La sécurité sociale n’a pas tenu l’objectif de ralentissement des dépenses de santé en 2023. Dans son analyse des finances sociales, la Cour des comptes pointe, côté pharmacie, le coût des médicaments anticancéreux.
L’assurance-maladie a perdu la maîtrise des comptes sociaux. C’est la conclusion du rapport de la Cour des comptes sur l’application des lois de financement de la sécurité sociale, publié le 29 mai, présentant la situation des finances sociales au terme de l’exercice 2023. La branche maladie est particulièrement visée car elle « porte, à elle seule, la totalité du déficit (- 11,1 Md€), les excédents et les déficits des autres branches, beaucoup plus réduits, se compensant entre eux », analyse la Cour.
Au-delà des mesures qu’elle préconise pour rééquilibrer les comptes, la Cour s’est penchée sur un domaine qui a eu une influence importante sur les déficits et qui concerne les pharmaciens : les médicaments anticancéreux. Surtout les médicaments innovants qui apportent des bénéfices substantiels (amélioration du taux de survie par exemple) mais qui s’ajoutent la plupart du temps aux traitements classiques et qui sont de plus en plus prescrits. Ils coûtent très cher : entre 3 000 et 27 500 euros par an pour les dix molécules les plus courantes, sans compter les 400 000 euros d’une perfusion de CAR-T cells. « La dépense pour l’assurance-maladie, en forte croissance, a atteint 5,9 milliards d’euros en 2022, 2,4 milliards d’euros après déduction des remises versées par les laboratoires », affirme la Cour des comptes.
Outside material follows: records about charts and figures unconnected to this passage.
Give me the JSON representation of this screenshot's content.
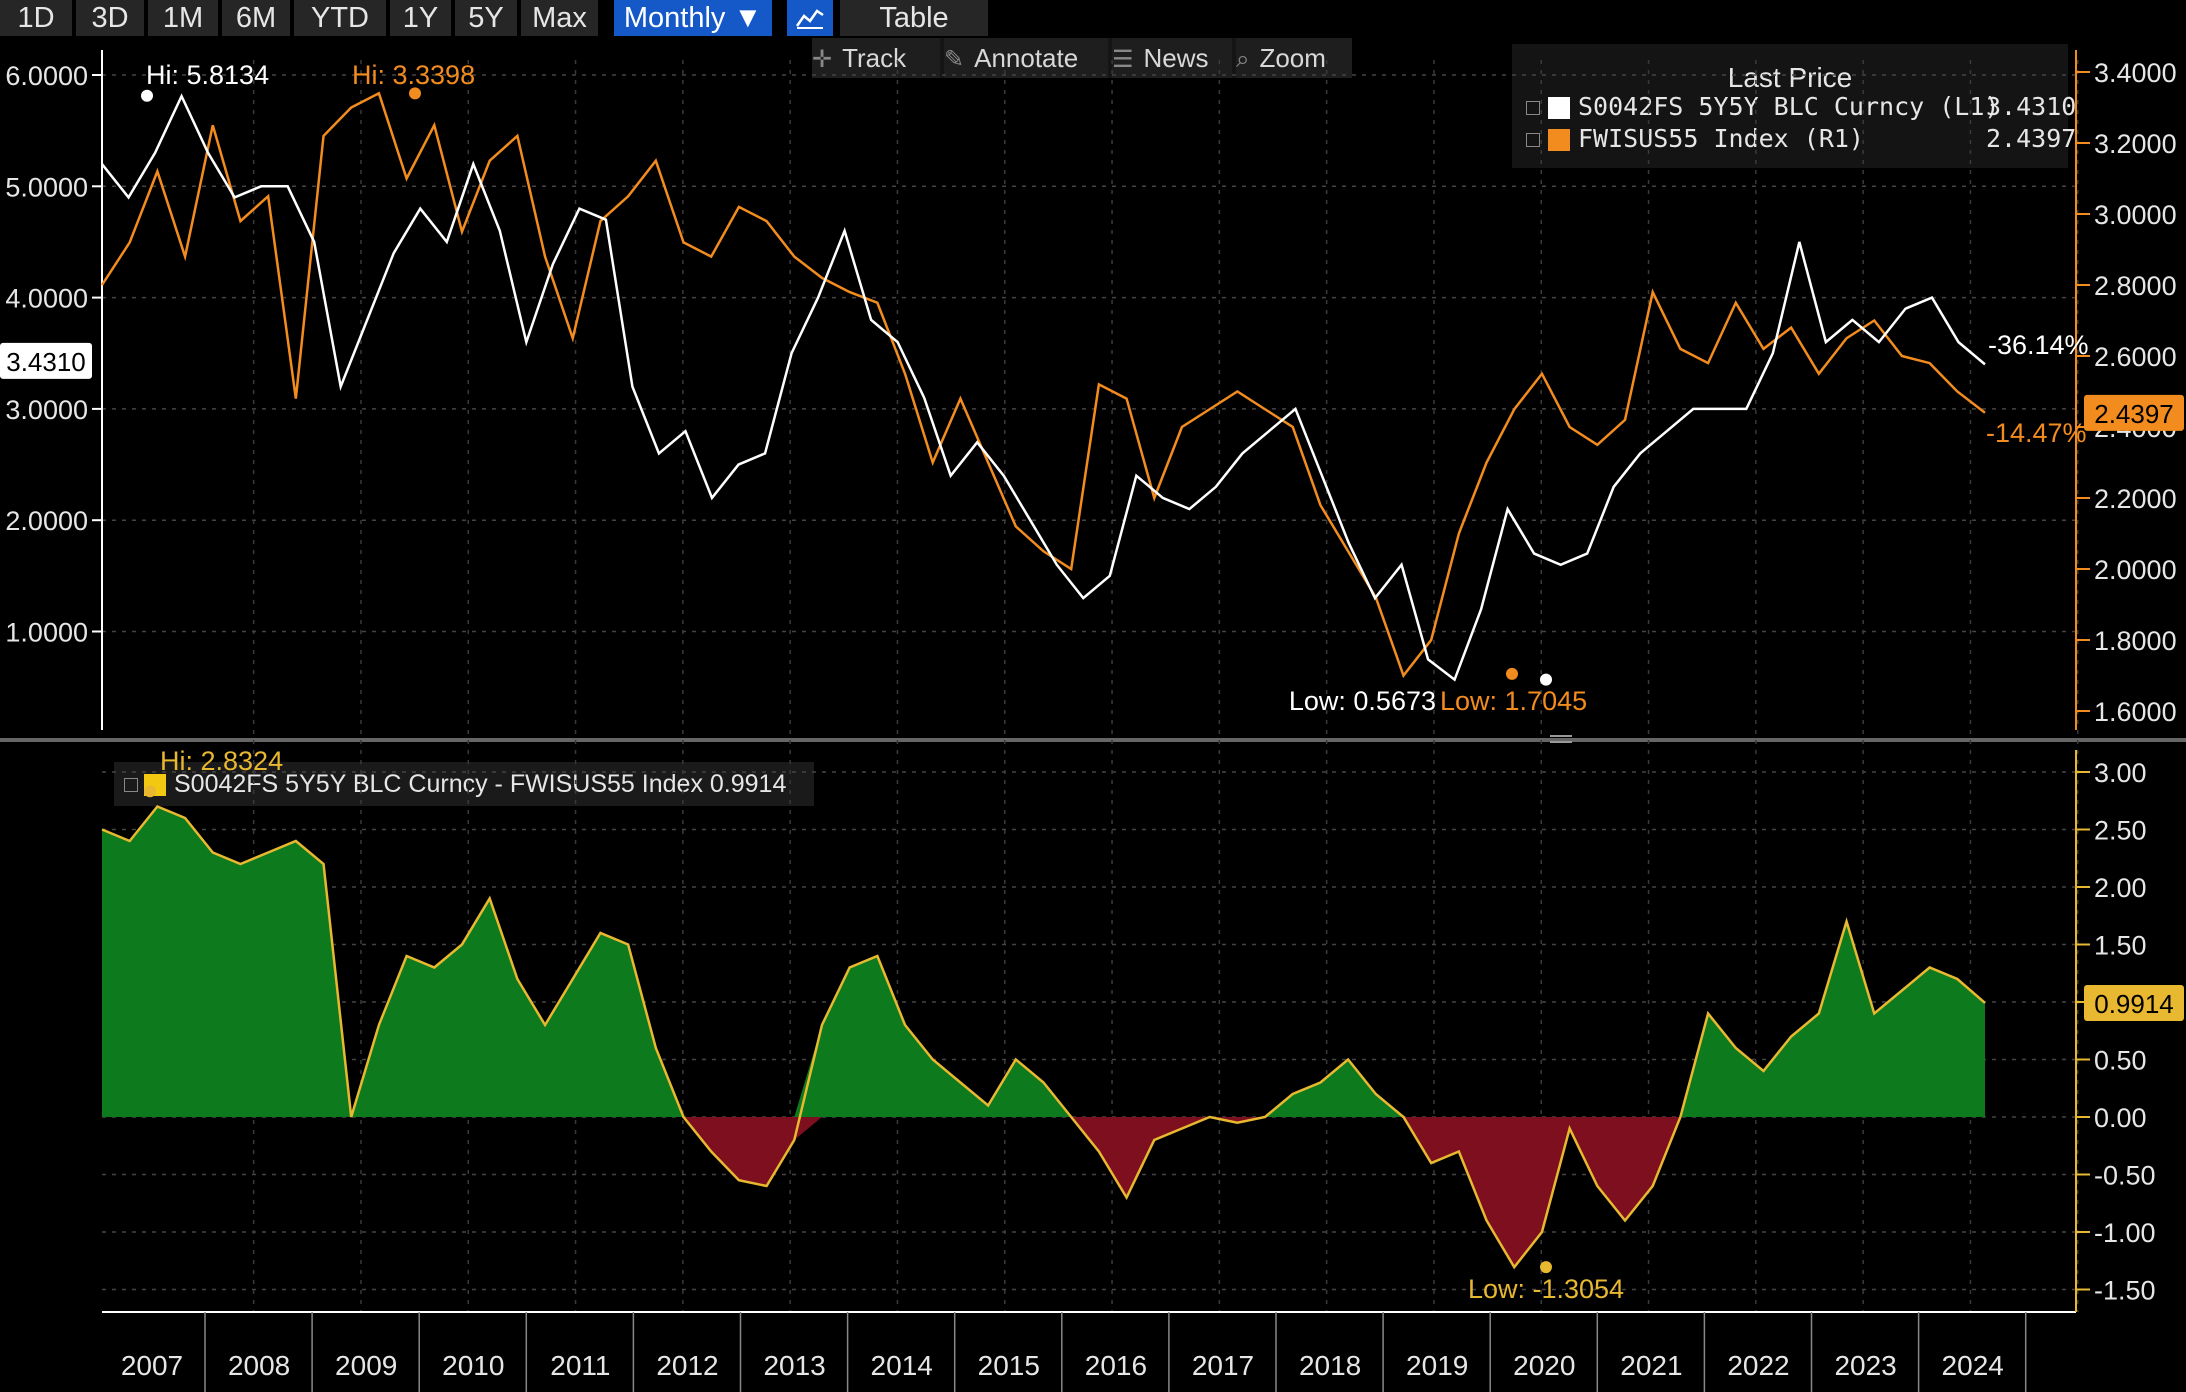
{
  "toolbar": {
    "buttons": [
      "1D",
      "3D",
      "1M",
      "6M",
      "YTD",
      "1Y",
      "5Y",
      "Max"
    ],
    "period": "Monthly ▼",
    "chart_icon": "line-chart-icon",
    "table": "Table"
  },
  "subtoolbar": {
    "track": "Track",
    "annotate": "Annotate",
    "news": "News",
    "zoom": "Zoom"
  },
  "legend": {
    "title": "Last Price",
    "rows": [
      {
        "label": "S0042FS 5Y5Y BLC Curncy  (L1)",
        "value": "3.4310",
        "color": "#ffffff"
      },
      {
        "label": "FWISUS55 Index  (R1)",
        "value": "2.4397",
        "color": "#f28c1e"
      }
    ]
  },
  "legend2": {
    "label": "S0042FS 5Y5Y BLC Curncy - FWISUS55 Index",
    "value": "0.9914",
    "color": "#f2c811"
  },
  "colors": {
    "white_series": "#ffffff",
    "orange_series": "#f28c1e",
    "spread_line": "#e8b830",
    "positive_fill": "#0d7a1e",
    "negative_fill": "#7d0f1f",
    "axis": "#f28c1e"
  },
  "chart_data": [
    {
      "type": "line",
      "x_axis": "time (monthly)",
      "left_axis": {
        "min": 0,
        "max": 6.5,
        "ticks": [
          "6.0000",
          "5.0000",
          "4.0000",
          "3.0000",
          "2.0000",
          "1.0000"
        ],
        "tick_values": [
          6,
          5,
          4,
          3,
          2,
          1
        ]
      },
      "right_axis": {
        "min": 1.55,
        "max": 3.45,
        "ticks": [
          "3.4000",
          "3.2000",
          "3.0000",
          "2.8000",
          "2.6000",
          "2.4000",
          "2.2000",
          "2.0000",
          "1.8000",
          "1.6000"
        ],
        "tick_values": [
          3.4,
          3.2,
          3.0,
          2.8,
          2.6,
          2.4,
          2.2,
          2.0,
          1.8,
          1.6
        ]
      },
      "series": [
        {
          "name": "S0042FS 5Y5Y BLC Curncy (L1)",
          "axis": "left",
          "points": [
            [
              2006.5,
              5.2
            ],
            [
              2006.75,
              4.9
            ],
            [
              2007.0,
              5.3
            ],
            [
              2007.25,
              5.81
            ],
            [
              2007.5,
              5.3
            ],
            [
              2007.75,
              4.9
            ],
            [
              2008.0,
              5.0
            ],
            [
              2008.25,
              5.0
            ],
            [
              2008.5,
              4.5
            ],
            [
              2008.75,
              3.2
            ],
            [
              2009.0,
              3.8
            ],
            [
              2009.25,
              4.4
            ],
            [
              2009.5,
              4.8
            ],
            [
              2009.75,
              4.5
            ],
            [
              2010.0,
              5.2
            ],
            [
              2010.25,
              4.6
            ],
            [
              2010.5,
              3.6
            ],
            [
              2010.75,
              4.3
            ],
            [
              2011.0,
              4.8
            ],
            [
              2011.25,
              4.7
            ],
            [
              2011.5,
              3.2
            ],
            [
              2011.75,
              2.6
            ],
            [
              2012.0,
              2.8
            ],
            [
              2012.25,
              2.2
            ],
            [
              2012.5,
              2.5
            ],
            [
              2012.75,
              2.6
            ],
            [
              2013.0,
              3.5
            ],
            [
              2013.25,
              4.0
            ],
            [
              2013.5,
              4.6
            ],
            [
              2013.75,
              3.8
            ],
            [
              2014.0,
              3.6
            ],
            [
              2014.25,
              3.1
            ],
            [
              2014.5,
              2.4
            ],
            [
              2014.75,
              2.7
            ],
            [
              2015.0,
              2.4
            ],
            [
              2015.25,
              2.0
            ],
            [
              2015.5,
              1.6
            ],
            [
              2015.75,
              1.3
            ],
            [
              2016.0,
              1.5
            ],
            [
              2016.25,
              2.4
            ],
            [
              2016.5,
              2.2
            ],
            [
              2016.75,
              2.1
            ],
            [
              2017.0,
              2.3
            ],
            [
              2017.25,
              2.6
            ],
            [
              2017.5,
              2.8
            ],
            [
              2017.75,
              3.0
            ],
            [
              2018.0,
              2.4
            ],
            [
              2018.25,
              1.8
            ],
            [
              2018.5,
              1.3
            ],
            [
              2018.75,
              1.6
            ],
            [
              2019.0,
              0.75
            ],
            [
              2019.25,
              0.5673
            ],
            [
              2019.5,
              1.2
            ],
            [
              2019.75,
              2.1
            ],
            [
              2020.0,
              1.7
            ],
            [
              2020.25,
              1.6
            ],
            [
              2020.5,
              1.7
            ],
            [
              2020.75,
              2.3
            ],
            [
              2021.0,
              2.6
            ],
            [
              2021.25,
              2.8
            ],
            [
              2021.5,
              3.0
            ],
            [
              2021.75,
              3.0
            ],
            [
              2022.0,
              3.0
            ],
            [
              2022.25,
              3.5
            ],
            [
              2022.5,
              4.5
            ],
            [
              2022.75,
              3.6
            ],
            [
              2023.0,
              3.8
            ],
            [
              2023.25,
              3.6
            ],
            [
              2023.5,
              3.9
            ],
            [
              2023.75,
              4.0
            ],
            [
              2024.0,
              3.6
            ],
            [
              2024.25,
              3.4
            ]
          ]
        },
        {
          "name": "FWISUS55 Index (R1)",
          "axis": "right",
          "points": [
            [
              2006.5,
              2.8
            ],
            [
              2006.75,
              2.92
            ],
            [
              2007.0,
              3.12
            ],
            [
              2007.25,
              2.88
            ],
            [
              2007.5,
              3.25
            ],
            [
              2007.75,
              2.98
            ],
            [
              2008.0,
              3.05
            ],
            [
              2008.25,
              2.48
            ],
            [
              2008.5,
              3.22
            ],
            [
              2008.75,
              3.3
            ],
            [
              2009.0,
              3.34
            ],
            [
              2009.25,
              3.1
            ],
            [
              2009.5,
              3.25
            ],
            [
              2009.75,
              2.95
            ],
            [
              2010.0,
              3.15
            ],
            [
              2010.25,
              3.22
            ],
            [
              2010.5,
              2.88
            ],
            [
              2010.75,
              2.65
            ],
            [
              2011.0,
              2.98
            ],
            [
              2011.25,
              3.05
            ],
            [
              2011.5,
              3.15
            ],
            [
              2011.75,
              2.92
            ],
            [
              2012.0,
              2.88
            ],
            [
              2012.25,
              3.02
            ],
            [
              2012.5,
              2.98
            ],
            [
              2012.75,
              2.88
            ],
            [
              2013.0,
              2.82
            ],
            [
              2013.25,
              2.78
            ],
            [
              2013.5,
              2.75
            ],
            [
              2013.75,
              2.55
            ],
            [
              2014.0,
              2.3
            ],
            [
              2014.25,
              2.48
            ],
            [
              2014.5,
              2.3
            ],
            [
              2014.75,
              2.12
            ],
            [
              2015.0,
              2.05
            ],
            [
              2015.25,
              2.0
            ],
            [
              2015.5,
              2.52
            ],
            [
              2015.75,
              2.48
            ],
            [
              2016.0,
              2.2
            ],
            [
              2016.25,
              2.4
            ],
            [
              2016.5,
              2.45
            ],
            [
              2016.75,
              2.5
            ],
            [
              2017.0,
              2.45
            ],
            [
              2017.25,
              2.4
            ],
            [
              2017.5,
              2.18
            ],
            [
              2017.75,
              2.05
            ],
            [
              2018.0,
              1.92
            ],
            [
              2018.25,
              1.7
            ],
            [
              2018.5,
              1.8
            ],
            [
              2018.75,
              2.1
            ],
            [
              2019.0,
              2.3
            ],
            [
              2019.25,
              2.45
            ],
            [
              2019.5,
              2.55
            ],
            [
              2019.75,
              2.4
            ],
            [
              2020.0,
              2.35
            ],
            [
              2020.25,
              2.42
            ],
            [
              2020.5,
              2.78
            ],
            [
              2020.75,
              2.62
            ],
            [
              2021.0,
              2.58
            ],
            [
              2021.25,
              2.75
            ],
            [
              2021.5,
              2.62
            ],
            [
              2021.75,
              2.68
            ],
            [
              2022.0,
              2.55
            ],
            [
              2022.25,
              2.65
            ],
            [
              2022.5,
              2.7
            ],
            [
              2022.75,
              2.6
            ],
            [
              2023.0,
              2.58
            ],
            [
              2023.25,
              2.5
            ],
            [
              2023.5,
              2.44
            ]
          ]
        }
      ],
      "annotations": [
        {
          "text": "Hi: 5.8134",
          "color": "#ffffff"
        },
        {
          "text": "Hi: 3.3398",
          "color": "#f28c1e"
        },
        {
          "text": "Low: 0.5673",
          "color": "#ffffff"
        },
        {
          "text": "Low: 1.7045",
          "color": "#f28c1e"
        },
        {
          "text": "-36.14%",
          "color": "#ffffff"
        },
        {
          "text": "-14.47%",
          "color": "#f28c1e"
        }
      ],
      "last_value_tags": [
        {
          "text": "3.4310",
          "axis": "left",
          "value": 3.431
        },
        {
          "text": "2.4397",
          "axis": "right",
          "value": 2.4397
        }
      ]
    },
    {
      "type": "area",
      "series_name": "S0042FS 5Y5Y BLC Curncy - FWISUS55 Index",
      "y_axis": {
        "min": -1.7,
        "max": 3.1,
        "ticks": [
          "3.00",
          "2.50",
          "2.00",
          "1.50",
          "1.00",
          "0.50",
          "0.00",
          "-0.50",
          "-1.00",
          "-1.50"
        ],
        "tick_values": [
          3,
          2.5,
          2,
          1.5,
          1,
          0.5,
          0,
          -0.5,
          -1,
          -1.5
        ]
      },
      "points": [
        [
          2006.5,
          2.5
        ],
        [
          2006.75,
          2.4
        ],
        [
          2007.0,
          2.7
        ],
        [
          2007.25,
          2.6
        ],
        [
          2007.5,
          2.3
        ],
        [
          2007.75,
          2.2
        ],
        [
          2008.0,
          2.3
        ],
        [
          2008.25,
          2.4
        ],
        [
          2008.5,
          2.2
        ],
        [
          2008.75,
          0.0
        ],
        [
          2009.0,
          0.8
        ],
        [
          2009.25,
          1.4
        ],
        [
          2009.5,
          1.3
        ],
        [
          2009.75,
          1.5
        ],
        [
          2010.0,
          1.9
        ],
        [
          2010.25,
          1.2
        ],
        [
          2010.5,
          0.8
        ],
        [
          2010.75,
          1.2
        ],
        [
          2011.0,
          1.6
        ],
        [
          2011.25,
          1.5
        ],
        [
          2011.5,
          0.6
        ],
        [
          2011.75,
          0.0
        ],
        [
          2012.0,
          -0.3
        ],
        [
          2012.25,
          -0.55
        ],
        [
          2012.5,
          -0.6
        ],
        [
          2012.75,
          -0.2
        ],
        [
          2013.0,
          0.8
        ],
        [
          2013.25,
          1.3
        ],
        [
          2013.5,
          1.4
        ],
        [
          2013.75,
          0.8
        ],
        [
          2014.0,
          0.5
        ],
        [
          2014.25,
          0.3
        ],
        [
          2014.5,
          0.1
        ],
        [
          2014.75,
          0.5
        ],
        [
          2015.0,
          0.3
        ],
        [
          2015.25,
          0.0
        ],
        [
          2015.5,
          -0.3
        ],
        [
          2015.75,
          -0.7
        ],
        [
          2016.0,
          -0.2
        ],
        [
          2016.25,
          -0.1
        ],
        [
          2016.5,
          0.0
        ],
        [
          2016.75,
          -0.05
        ],
        [
          2017.0,
          0.0
        ],
        [
          2017.25,
          0.2
        ],
        [
          2017.5,
          0.3
        ],
        [
          2017.75,
          0.5
        ],
        [
          2018.0,
          0.2
        ],
        [
          2018.25,
          0.0
        ],
        [
          2018.5,
          -0.4
        ],
        [
          2018.75,
          -0.3
        ],
        [
          2019.0,
          -0.9
        ],
        [
          2019.25,
          -1.3054
        ],
        [
          2019.5,
          -1.0
        ],
        [
          2019.75,
          -0.1
        ],
        [
          2020.0,
          -0.6
        ],
        [
          2020.25,
          -0.9
        ],
        [
          2020.5,
          -0.6
        ],
        [
          2020.75,
          0.0
        ],
        [
          2021.0,
          0.9
        ],
        [
          2021.25,
          0.6
        ],
        [
          2021.5,
          0.4
        ],
        [
          2021.75,
          0.7
        ],
        [
          2022.0,
          0.9
        ],
        [
          2022.25,
          1.7
        ],
        [
          2022.5,
          0.9
        ],
        [
          2022.75,
          1.1
        ],
        [
          2023.0,
          1.3
        ],
        [
          2023.25,
          1.2
        ],
        [
          2023.5,
          0.9914
        ]
      ],
      "annotations": [
        {
          "text": "Hi: 2.8324",
          "color": "#e8b830"
        },
        {
          "text": "Low: -1.3054",
          "color": "#e8b830"
        }
      ],
      "last_value_tag": {
        "text": "0.9914",
        "value": 0.9914
      }
    }
  ],
  "x_axis": {
    "labels": [
      "2007",
      "2008",
      "2009",
      "2010",
      "2011",
      "2012",
      "2013",
      "2014",
      "2015",
      "2016",
      "2017",
      "2018",
      "2019",
      "2020",
      "2021",
      "2022",
      "2023",
      "2024"
    ]
  }
}
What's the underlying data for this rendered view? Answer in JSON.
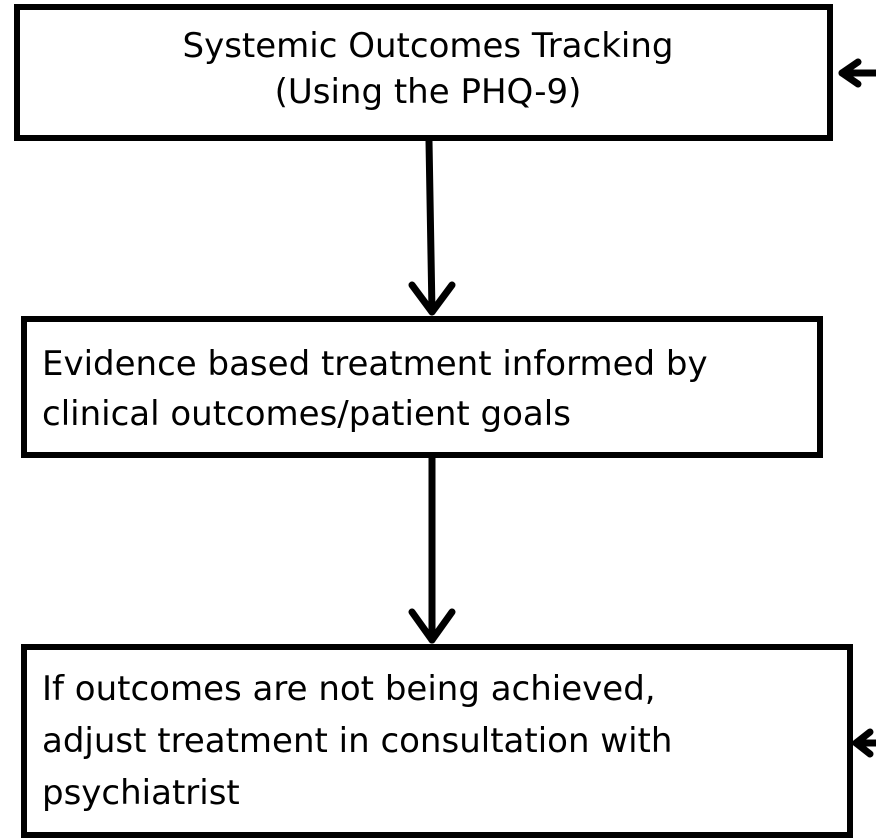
{
  "nodes": [
    {
      "lines": [
        "Systemic Outcomes Tracking",
        "(Using the PHQ-9)"
      ]
    },
    {
      "lines": [
        "Evidence based treatment informed by",
        "clinical outcomes/patient goals"
      ]
    },
    {
      "lines": [
        "If outcomes are not being achieved,",
        "adjust treatment in consultation with",
        "psychiatrist"
      ]
    }
  ]
}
La fixation de leurs prix est donc dans le collimateur. D’un côté les industriels demandent des montants élevés et de l’autre, les autorités de santé rencontrent des difficultés pour établir rapidement l’amélioration du service médical rendu (ASMR) nécessaire pour négocier un prix, par manque de données (faible nombre de patients dans les essais, solidité de la preuve de l’efficacité comparativement aux traitements déjà existants). « Pour résoudre ces difficultés sans remettre en cause l’accélération de la mise à disposition des nouvelles molécules aux patients, une solution consiste à étudier a posteriori leur intérêt en observant leur efficacité en vie réelle. Pour y parvenir, des dispositifs de recueil d’information sont indispensables », note la Cour. Or, contrairement à plusieurs pays européens (Danemark, Finlande, Islande, Norvège, Suède), la France n’a pas mis en place de registre national des données en vie réelle. La Cour des comptes l’a donc ajouté sur sa liste de doléances.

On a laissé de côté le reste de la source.